Archive | June, 2013

Regeneration of a district – Neu Marx

20 Jun


This morning Mylo and I took a trip out to a part of the 3rd district I haven’t been to in ages, if ever. We needed at health certificate for him for reasons that belong in another blogpost and had to go out to the MA (Magistratsabteilung) 60 to get it.

They are based in an area that used to house the stockyards and the slaughterhouses, as the photo above suggests, and are located on a street that did not appear on my 25-year-old map. (It didn’t matter. I asked a construction worker who at first said he was sorry they came in from Mödling and didn’t know the area. It was clear from his accent that he originally came from somewhere outside Austria, possibly Hungary, and, indeed, he then lit up and said, “The street named for the Hungarian comedian, Karl Farkas?” and pointed me in the right direction.)

In addition to the monumental statues of steers on the gates to the stockyards, there is other evidence of the past uses of the space–for example, an enormous building still called the “Rinderhalle” or “beef hall” and the Municipal Vocational School for Butchers (photo below). In true Vienna fashion there is also much for the 21st century. The Campus Vienna Biocenter, one of the leading international biomedical research centers, is out there, too. And there are a number of cheerful eateries that lend life and gaiety to the neighborhood.

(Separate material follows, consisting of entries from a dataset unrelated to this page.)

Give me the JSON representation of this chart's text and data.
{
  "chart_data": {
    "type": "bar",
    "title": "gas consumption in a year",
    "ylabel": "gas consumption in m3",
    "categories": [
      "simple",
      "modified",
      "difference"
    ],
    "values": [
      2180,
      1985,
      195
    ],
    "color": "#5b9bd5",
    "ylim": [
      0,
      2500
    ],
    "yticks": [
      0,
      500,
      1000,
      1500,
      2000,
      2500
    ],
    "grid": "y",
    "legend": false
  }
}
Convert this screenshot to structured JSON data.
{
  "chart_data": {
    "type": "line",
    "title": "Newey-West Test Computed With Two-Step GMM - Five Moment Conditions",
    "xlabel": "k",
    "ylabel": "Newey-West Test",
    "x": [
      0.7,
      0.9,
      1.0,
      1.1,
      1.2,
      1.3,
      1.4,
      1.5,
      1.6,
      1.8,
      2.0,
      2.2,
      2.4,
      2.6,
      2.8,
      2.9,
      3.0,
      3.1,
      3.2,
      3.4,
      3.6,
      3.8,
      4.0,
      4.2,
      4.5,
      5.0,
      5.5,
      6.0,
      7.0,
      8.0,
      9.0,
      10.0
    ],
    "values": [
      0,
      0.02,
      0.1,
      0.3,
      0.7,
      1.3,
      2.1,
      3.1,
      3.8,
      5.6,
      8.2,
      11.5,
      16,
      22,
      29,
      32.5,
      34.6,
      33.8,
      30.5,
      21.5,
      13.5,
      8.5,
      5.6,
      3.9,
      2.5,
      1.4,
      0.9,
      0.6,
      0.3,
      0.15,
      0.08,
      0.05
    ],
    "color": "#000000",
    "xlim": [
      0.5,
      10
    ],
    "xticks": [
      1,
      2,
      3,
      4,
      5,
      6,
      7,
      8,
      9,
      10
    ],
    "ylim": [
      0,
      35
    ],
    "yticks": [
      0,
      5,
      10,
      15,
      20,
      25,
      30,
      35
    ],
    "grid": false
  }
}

I’ll be going back–not just because we couldn’t get everything accomplished today (also in true Vienna fashion)!



Destruction of the old

16 Jun

One of my usual walks with Mylo is through the courtyard of a turn-of-the-last-century house. Many of the old houses have closed the access because the people walking through have abused the privilege by being especially loud, stealing bikes chained to the railings, or using the space as an open-air toilet. I have always been grateful that we are allowed to walk through this courtyard and experience this very private part of Vienna, right down to the abandoned concierge’s quarters–tiny and without any windows directly to the outside but with a protruding, glassed-in front entrance where the Portier could sit and keep an eye on what was going on. Seeing that always makes me think of Hans Moser films and Eva Ibbotson novels set in Vienna.

My distress was all the greater then to see the destruction of the railing on one side by what seemed to be some incompetent tree work.


Then, being the suspicious person I am,  I started to wonder if the damage wasn’t intentional. In Vienna it has been known to happen that historical houses protected by law from being razed are mysteriously damaged beyond repair by bulldozers incompetently driven into them at odd hours of the night. This frees up the land for a modern block of apartments, which is often quicker and cheaper to build than the restoration of an old house.

Along the same principle, I wonder if the massive tree branches weren’t allowed to fall accidentally on purpose on the railings so that the owners of the house could put in simple, cheaper railings as they have already done on the other side.


Of course, it’s easy for me to criticize. I don’t have to pay for the restoration of the railings. It still makes me sad, though, to see the replacement of the beautifully wrought old railings with the completely generic new ones.



8 Jun

Is it possible that summer might come to Vienna after all? And on a weekend? ?? The mood at Café Dommayer in Hietzing suggests that it just might.



5 Jun

It strikes me as one of the best ideas of the Office of Parks (and they have a lot of good ideas)–planting lavender upstairs at Schottentor, what I call the windiest corner in Vienna. Not only does it look nice, it smells wonderful in the wind that constantly blows off the slopes of Kahlenberg down Währinger Straße into Vienna.